A proper bivariate logistic regression with both $P_1$ and $P_2$ as predictors, taking into account correlations between response types and within subjects, might give you a structure within which you could do something close to what you want. Otherwise you have several types of large problems.
If you are trying to compare two different models on two different data sets, as a quick look at your question might suggest, then the following comment by @whuber on this question about comparing models applies: "If model A fits dataset 1 and model B fits dataset 2, there's nothing at all to compare: the models and the data are totally different." There are ways to use measures like residual variance, fraction of log-likelihood explained, or AIC to compare models (see for example answers in and links from the question linked above). You will find that some question whether some such comparisons are valid for non-nested models, but even those who claim such validity note that the models need to be on the same data.
Of course, you don't really have two independent data sets. You have multiple blocks of trials on the same subjects, with values of 2 continuous covariates for each subject in each block and 2 types of binary responses measured in different blocks. Both the covariates and the response types are evidently correlated. It would seem best to approach this problem with a single coherent model.
Even with a single response variable, determining which of two predictors is "better" can be fraught with difficulty. On this site, the tag feature-selection covers such issues. For example, When you leave out predictors that might be correlated both with included predictors and with outcome in a linear regression, the signs of regression coefficients for the included predictors can differ from what they would be in a full model. Follow the simpsons-paradox tag on this site for examples in several contexts.
Using logistic regressions adds another layer of complexity to comparing predictors: absence of a predictor can affect the regression coefficients even of predictors that are uncorrelated to it. The variance in logistic regression, in a true model, only includes variance from random effects plus an assumed fixed variance from the logistic distribution of the error term (or equivalently from the combination of binomial family with logit link). When you remove a true fixed predictor from a logistic model, the added variance due to removing the predictor cannot be picked up in the fixed-variance error term and will change the coefficients of all the remaining predictors. This 2010 paper by Carina Mood illustrates the problem. This freely available working paper by Maarten Buis presents a less pessimistic view. But even he concludes: "It is indeed problematic to compare coefficients across models with different sets of explanatory variables, since effects on chances are supposed to change when variables are added to the model even if they are uncorrelated with the other explanatory variables."

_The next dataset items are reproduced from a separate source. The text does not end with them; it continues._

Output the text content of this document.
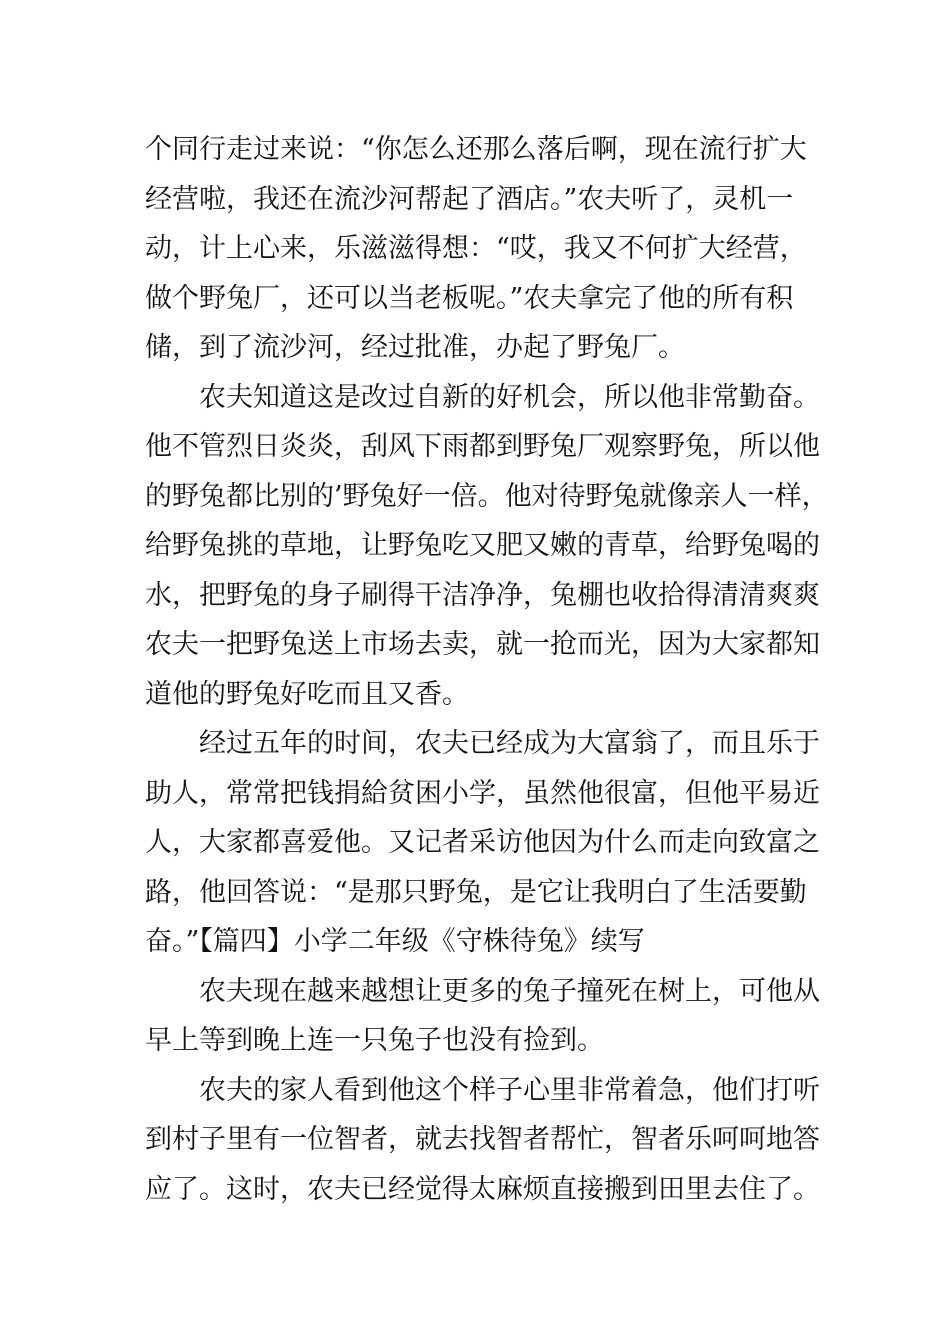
个同行走过来说：“你怎么还那么落后啊，现在流行扩大
经营啦，我还在流沙河帮起了酒店。”农夫听了，灵机一
动，计上心来，乐滋滋得想：“哎，我又不何扩大经营，
做个野兔厂，还可以当老板呢。”农夫拿完了他的所有积
储，到了流沙河，经过批准，办起了野兔厂。
农夫知道这是改过自新的好机会，所以他非常勤奋。
他不管烈日炎炎，刮风下雨都到野兔厂观察野兔，所以他
的野兔都比别的’野兔好一倍。他对待野兔就像亲人一样，
给野兔挑的草地，让野兔吃又肥又嫩的青草，给野兔喝的
水，把野兔的身子刷得干洁净净，兔棚也收拾得清清爽爽
农夫一把野兔送上市场去卖，就一抢而光，因为大家都知
道他的野兔好吃而且又香。
经过五年的时间，农夫已经成为大富翁了，而且乐于
助人，常常把钱捐給贫困小学，虽然他很富，但他平易近
人，大家都喜爱他。又记者采访他因为什么而走向致富之
路，他回答说：“是那只野兔，是它让我明白了生活要勤
奋。”【篇四】小学二年级《守株待兔》续写
农夫现在越来越想让更多的兔子撞死在树上，可他从
早上等到晚上连一只兔子也没有捡到。
农夫的家人看到他这个样子心里非常着急，他们打听
到村子里有一位智者，就去找智者帮忙，智者乐呵呵地答
应了。这时，农夫已经觉得太麻烦直接搬到田里去住了。
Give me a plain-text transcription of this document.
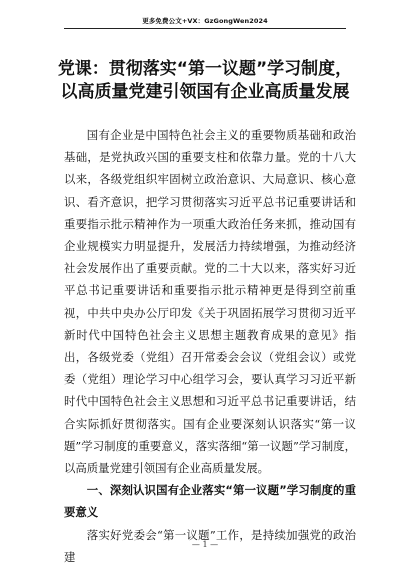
更多免费公文+VX：GzGongWen2024
党课：贯彻落实“第一议题”学习制度，
以高质量党建引领国有企业高质量发展

国有企业是中国特色社会主义的重要物质基础和政治基础，是党执政兴国的重要支柱和依靠力量。党的十八大以来，各级党组织牢固树立政治意识、大局意识、核心意识、看齐意识，把学习贯彻落实习近平总书记重要讲话和重要指示批示精神作为一项重大政治任务来抓，推动国有企业规模实力明显提升，发展活力持续增强，为推动经济社会发展作出了重要贡献。党的二十大以来，落实好习近平总书记重要讲话和重要指示批示精神更是得到空前重视，中共中央办公厅印发《关于巩固拓展学习贯彻习近平新时代中国特色社会主义思想主题教育成果的意见》指出，各级党委（党组）召开常委会会议（党组会议）或党委（党组）理论学习中心组学习会，要认真学习习近平新时代中国特色社会主义思想和习近平总书记重要讲话，结合实际抓好贯彻落实。国有企业要深刻认识落实“第一议题”学习制度的重要意义，落实落细“第一议题”学习制度，以高质量党建引领国有企业高质量发展。

一、深刻认识国有企业落实“第一议题”学习制度的重要意义

落实好党委会“第一议题”工作，是持续加强党的政治建

— 1 —
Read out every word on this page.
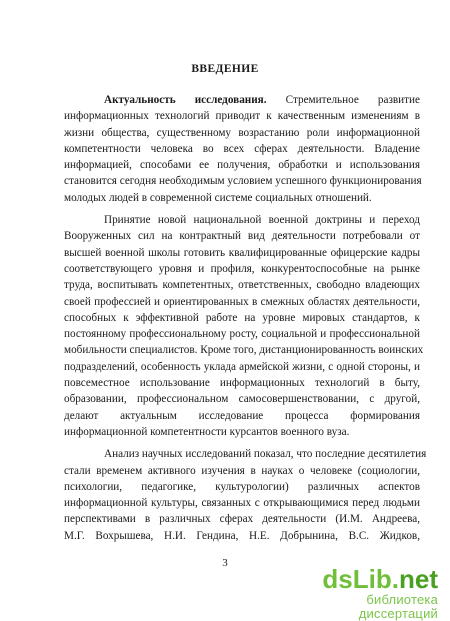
ВВЕДЕНИЕ
Актуальность исследования. Стремительное развитие
информационных технологий приводит к качественным изменениям в
жизни общества, существенному возрастанию роли информационной
компетентности человека во всех сферах деятельности. Владение
информацией, способами ее получения, обработки и использования
становится сегодня необходимым условием успешного функционирования
молодых людей в современной системе социальных отношений.
Принятие новой национальной военной доктрины и переход
Вооруженных сил на контрактный вид деятельности потребовали от
высшей военной школы готовить квалифицированные офицерские кадры
соответствующего уровня и профиля, конкурентоспособные на рынке
труда, воспитывать компетентных, ответственных, свободно владеющих
своей профессией и ориентированных в смежных областях деятельности,
способных к эффективной работе на уровне мировых стандартов, к
постоянному профессиональному росту, социальной и профессиональной
мобильности специалистов. Кроме того, дистанционированность воинских
подразделений, особенность уклада армейской жизни, с одной стороны, и
повсеместное использование информационных технологий в быту,
образовании, профессиональном самосовершенствовании, с другой,
делают актуальным исследование процесса формирования
информационной компетентности курсантов военного вуза.
Анализ научных исследований показал, что последние десятилетия
стали временем активного изучения в науках о человеке (социологии,
психологии, педагогике, культурологии) различных аспектов
информационной культуры, связанных с открывающимися перед людьми
перспективами в различных сферах деятельности (И.М. Андреева,
М.Г. Вохрышева, Н.И. Гендина, Н.Е. Добрынина, В.С. Жидков,
3
dsLib.net
библиотека диссертаций
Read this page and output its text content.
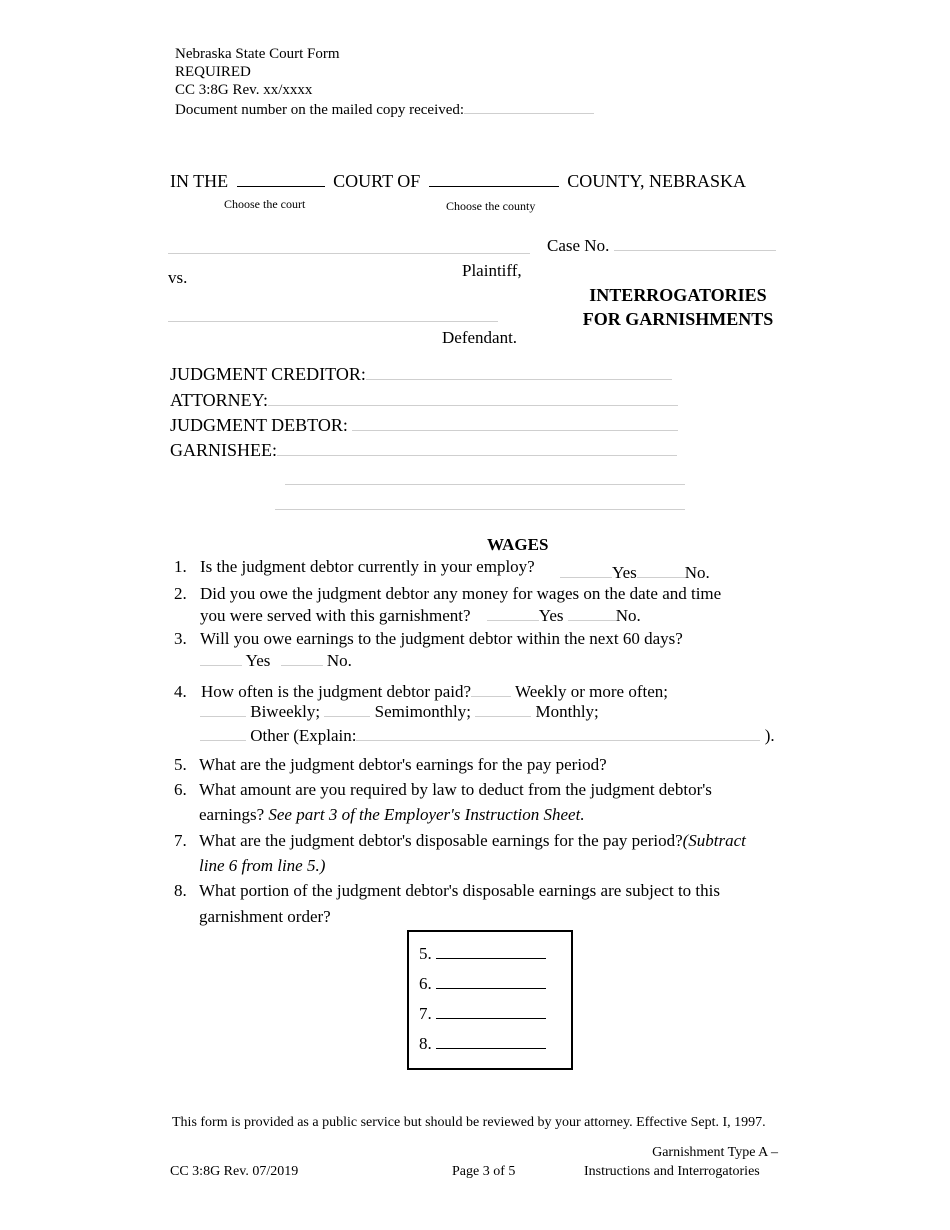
Nebraska State Court Form
REQUIRED
CC 3:8G Rev. xx/xxxx
Document number on the mailed copy received:
IN THE	COURT OF	COUNTY, NEBRASKA
Choose the court	Choose the county
Case No.
Plaintiff,
vs.
INTERROGATORIES
FOR GARNISHMENTS
Defendant.
JUDGMENT CREDITOR:
ATTORNEY:
JUDGMENT DEBTOR:
GARNISHEE:
WAGES
1. Is the judgment debtor currently in your employ?	Yes	No.
2. Did you owe the judgment debtor any money for wages on the date and time
you were served with this garnishment?	Yes	No.
3. Will you owe earnings to the judgment debtor within the next 60 days?
Yes	No.
4. How often is the judgment debtor paid?	Weekly or more often;
Biweekly;	Semimonthly;	Monthly;
Other (Explain:	).
5. What are the judgment debtor's earnings for the pay period?
6. What amount are you required by law to deduct from the judgment debtor's
earnings? See part 3 of the Employer's Instruction Sheet.
7. What are the judgment debtor's disposable earnings for the pay period?(Subtract
line 6 from line 5.)
8. What portion of the judgment debtor's disposable earnings are subject to this
garnishment order?
5.
6.
7.
8.
This form is provided as a public service but should be reviewed by your attorney. Effective Sept. I, 1997.
Garnishment Type A –
CC 3:8G Rev. 07/2019	Page 3 of 5	Instructions and Interrogatories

So for any comparisons you need to include both $P_1$ and $P_2$ in modeling both $B_1$ and $B_2$.
Then you have the problem of two binomial response variables. In the extreme, what if the probability of success for one response is 1% while that for the other response is 50%? There's not much unexplained variance for the first response even without predictors, but there's a lot for the other.
The best I can figure out to provide something close to what you want would be to develop a true bivariate model (i.e., with both response types and their correlations taken into account) with both your fixed effects as predictors and with appropriate handling of random effects. Then you have a single data set and rigorous model within which you might be able to evaluate whether $P_1$ or $P_2$ is a "more important" predictor for the model as a whole. If your a priori sense that $P_1$ is unrelated to $B_2$ (and vice-versa for the other predictor-response pair) is correct, then the result of that comparison within the combined model would seem to provide a test of your desired hypothesis. You will also be able to test your a priori sense about the cross-effects of the predictors on the responses.